在会议之前就得知倪光南会“出局”的柳传志却当众掩面而泣,掏出手绢来擦泪,令所有在场的人目瞪口呆。

我不知道“猫哭耗子假慈悲”来形容柳传志是否恰当,但是给我的第一反应就是这个成语。为什么这么说呢,后文会给你细细道来。

后来倪光南回忆称,他自己则无动于衷,称柳传志“流泪只是表演”。

也正是这场表演,埋下了此后三十年联想沉沦大幕的伏笔。

没有他,柳传志还在卖旱冰鞋

1、亏了14万

当初,柳传志很羡慕那些有关系能倒彩电的公司。

这时候他的联想才刚刚创立,公司那十来个人,没事就在中关村还算宽阔的步行街上,卖卖旱冰鞋、电子表,甚至还摆地摊卖过裤衩,样样赔钱,前景迷茫。

80年代初,改革开放刚刚拉开序幕,体制改革如火如荼,带有计划经济色彩的财政拨款也相继缩减,甚至取消。很多国有单位的老总都忧心忡忡,一心想着办个公司赚点钱,不然这一堆吃惯了皇粮的老员工得天天堵办公室。

但是当时物资双轨制,有关系有条子的,拿到紧俏商品,靠着价格差就能轻松赚上一笔。

譬如后来声名鹊起的任志强。就在联想创立的1984年,任调进华远。那时候他的生意是从广东倒腾收音机、录像机这些到内地,连中央电视台、北京电视台买摄像机、编辑机都找上他。

这一年他的利润是60多万,上交了90%给华远,自己年终奖金也还发了有小两万,这在当年可不是小数目。

听到任志强这么赚,看着堆在角落的一堆裤衩,破鞋子,柳传志恨得牙痒痒。

所以在听说江西省妇联的一位女同志手上有一批彩电的时候,柳传志动心了。

那个年代,卖出去一台彩电,利润能有1000多块,但是钱好挣,骗子也不少,有句话说的是“骗子比彩电还多”。柳传志对业务员千叮万嘱要小心,业务员跑了趟江西,亲眼看到了彩电,这才放心把14万汇出去,结果钱给了,彩电没拿到,还是上了当。

中科院计算所给联想的20万启动资金,不到一个月,只剩下6万。

2、柳氏一族

中科院计算机所也未能幸免。

1984年,《关于科技体制改革的决定》正式通过,其中计算机被列为应用科学,财政拨款在五年中会逐步减少20%,这意味着5年之后就计算机所将不会再有财政拨款。

时任中科院计算所所长的曾茂朝一下子就急了。所幸他慧眼识人,找到了柳传志,说:

”为了所里所有人今后的活口,你下海给计算所办公司。”

为什么是柳传志?

这就要从柳氏一族谈起。

柳氏是江苏镇江的名门望族,多“以儒为业,以商兴家”。柳传志的父亲柳谷书1921年出生时,家里算得上是镇江的资本家。

抗战爆发后家乡沦陷,柳谷书到了苏北,再辗转来到上海,在法租界继续着高中学业。1940年考进了上海大夏大学(现华东师范大学),主修经济专 业,后来在中国银行任职。

在上海的十里洋场,柳谷书深受革命思想的影响,跟随了地下党。1949年柳谷书随军到北京,参加人民银行的接管工作, 后来担任过贸易促进委员会法律部的副部长,取得了中国第002号律师证。001号律师证是他的上司,后来担任最高院院长的任建新。

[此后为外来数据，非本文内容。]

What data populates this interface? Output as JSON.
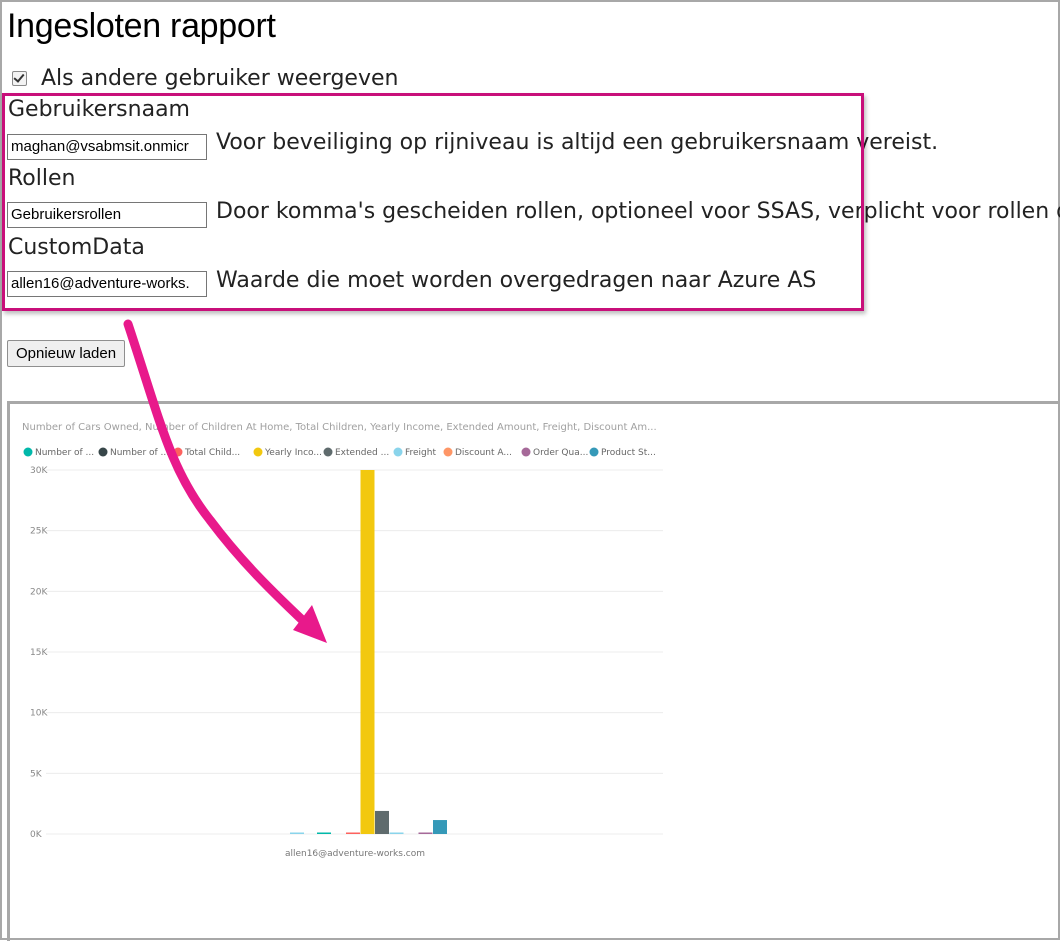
{
  "page": {
    "title": "Ingesloten rapport",
    "view_as_label": "Als andere gebruiker weergeven",
    "view_as_checked": true
  },
  "form": {
    "username": {
      "label": "Gebruikersnaam",
      "value": "maghan@vsabmsit.onmicr",
      "hint": "Voor beveiliging op rijniveau is altijd een gebruikersnaam vereist."
    },
    "roles": {
      "label": "Rollen",
      "value": "Gebruikersrollen",
      "hint": "Door komma's gescheiden rollen, optioneel voor SSAS, verplicht voor rollen die..."
    },
    "custom_data": {
      "label": "CustomData",
      "value": "allen16@adventure-works.",
      "hint": "Waarde die moet worden overgedragen naar Azure AS"
    },
    "reload_label": "Opnieuw laden"
  },
  "colors": {
    "highlight": "#c80f7a",
    "arrow": "#e8198b"
  },
  "chart_data": {
    "type": "bar",
    "title": "Number of Cars Owned, Number of Children At Home, Total Children, Yearly Income, Extended Amount, Freight, Discount Am...",
    "categories": [
      "allen16@adventure-works.com"
    ],
    "series": [
      {
        "name": "Number of ...",
        "color": "#01b8aa",
        "values": [
          2
        ]
      },
      {
        "name": "Number of ...",
        "color": "#374649",
        "values": [
          0
        ]
      },
      {
        "name": "Total Child...",
        "color": "#fd625e",
        "values": [
          2
        ]
      },
      {
        "name": "Yearly Inco...",
        "color": "#f2c80f",
        "values": [
          30000
        ]
      },
      {
        "name": "Extended ...",
        "color": "#5f6b6d",
        "values": [
          1900
        ]
      },
      {
        "name": "Freight",
        "color": "#8ad4eb",
        "values": [
          50
        ]
      },
      {
        "name": "Discount A...",
        "color": "#fe9666",
        "values": [
          0
        ]
      },
      {
        "name": "Order Qua...",
        "color": "#a66999",
        "values": [
          8
        ]
      },
      {
        "name": "Product St...",
        "color": "#3599b8",
        "values": [
          1150
        ]
      }
    ],
    "extra_marks_left": [
      {
        "color": "#8ad4eb",
        "value": 60
      }
    ],
    "ylim": [
      0,
      30000
    ],
    "yticks": [
      0,
      5000,
      10000,
      15000,
      20000,
      25000,
      30000
    ],
    "ytick_labels": [
      "0K",
      "5K",
      "10K",
      "15K",
      "20K",
      "25K",
      "30K"
    ],
    "grid": true,
    "legend_position": "top-left"
  }
}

柳传志出生在1944年的上海,那时候父亲柳谷书是中国银行上海分行南京西路办事处的办事员。柳传志五岁时随父亲入京,高中毕业后,没有选择继承父业,而是在1961年保送到西安军事电信工程学院(“西军电”,现西安电子科技大),攻读雷达专业。毕业几年后,进入中科院计算所当研究员,进行磁记录电路研究。

有路子,有专业,柳自然是不二人选。

3、第一桶金

曾茂朝只能给柳传志20万的贷款,但答应科学院计算所的招牌可以用,计算所多年积累的技术成果可以“转化”,有自己的人事权、财务权、经营权,他们在计算所的职务和编制还能保留,工资照领。

曾茂朝当时想的是,当计算所没有了财政拨款,就靠着这个公司能解决资金问题。

就这样,1984年10月,中国科学院计算技术研究所新技术发展公司成立了。总共11个人,所里的业务处长王树和被任命为总经理,柳传志和张祖祥被任命为副总经理。

办公地点是计算所给的一间传达室,

“房子是石头砌起来的,外面是深灰色,里面被隔成两间,水泥地面,石灰墙壁,朝南有个门,北墙有个窗。没有沙发,没有老板椅,没有写字台,当然也没有电脑。”

公司开了几个月,除了倒彩电被骗了14万,卖电子表、滑冰鞋、裤衩也都没挣到钱,最后大家还是利用起了专业技能:电脑组装、培训、维护。

1985年,中科院购买了500台IBM电脑,等着开箱验收的消息传到了公司里,柳传志为之一振。

那时候的电脑属于高精尖产品,普通人甚至都没有听说过,验收、安装、培训和维护都需要专业团队。在以计算所名义提出申请和公司各种争取下,终于拿到了这项业务。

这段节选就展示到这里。